Not limited to images folder, hackers just try to hide backdoor in any folder possible through the whole site. Complete scanning is required to make sure the website is 100% cleaned up.

Instead of going through folder by folder, one trick is using a file search tool, for example, Windows File Explorer, to locate the malicious files quickly. By doing so, I found few other backdoor files hidden in various subfolders.

malware-infected-wordpress-folder-search

Final Cleanup

As I mentioned, this is just my initial investigation. Even the website may look and behave normally again and malicious files can not be found manually, this should not be the end of the process.

I then go through few different way to scan the infected site again, and few more times in the following days.

Final Thoughts

Finding and cleanup malware infected site is just the beginning, a new start of another battle between the hacker and you, the site owner. From this simple example, we can find some interesting facts and apply them in our overall website security practice.

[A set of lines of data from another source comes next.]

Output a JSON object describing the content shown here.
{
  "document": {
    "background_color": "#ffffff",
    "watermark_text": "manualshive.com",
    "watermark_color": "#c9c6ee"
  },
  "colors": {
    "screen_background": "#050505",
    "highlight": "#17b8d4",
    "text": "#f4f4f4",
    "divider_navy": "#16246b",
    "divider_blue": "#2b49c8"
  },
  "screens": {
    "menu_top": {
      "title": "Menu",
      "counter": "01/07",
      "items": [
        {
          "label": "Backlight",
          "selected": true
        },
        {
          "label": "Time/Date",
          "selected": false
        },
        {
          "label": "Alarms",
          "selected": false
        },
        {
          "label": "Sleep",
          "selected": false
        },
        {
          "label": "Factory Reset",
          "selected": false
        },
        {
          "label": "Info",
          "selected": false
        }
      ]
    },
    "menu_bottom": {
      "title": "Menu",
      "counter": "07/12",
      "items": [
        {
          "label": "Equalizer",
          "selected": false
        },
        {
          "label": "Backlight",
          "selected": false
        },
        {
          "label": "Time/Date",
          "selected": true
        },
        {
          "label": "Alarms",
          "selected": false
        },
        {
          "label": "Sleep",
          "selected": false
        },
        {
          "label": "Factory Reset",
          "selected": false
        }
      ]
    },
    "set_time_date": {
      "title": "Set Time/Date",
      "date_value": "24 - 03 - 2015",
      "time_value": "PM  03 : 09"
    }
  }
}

  • Update plugins regularly
    When WordPress update plugin, it first downloads the latest package from the source (e.g. wordpress.org public repository). Followed by removing old version plugin folder, extracting the new version from the package, moving it into position, and reactivate it.
    So, updating plugins is actually a reassurance that you have a clean copy of the plugin. If you are not sure a plugin is clean, delete and re-install it again.
  • Update theme regularly
    Get rid of the habit of working on the theme, and start using child theme. It is really easy to update (or replace) the parent theme when possible or required.
    Keep a up-to-date child theme backup copy handy.
  • Delete unused plugins & themes
    If a plugin or theme is not being used by the website, it is easy to ignore them. But it also can be a target for hackers to hide their backdoor files. DELETE it.
  • Backup, and verify backup regularly
    Restoring from the latest backup is my favorite solution to cleanup a malware infected website. Of course, the backup must be clean. Sometimes, the site has been infected for a while and you may not know it. In such case, backup can also be infected.
    Scan the backup before restore, especially when the restore is to clean up a hacked site.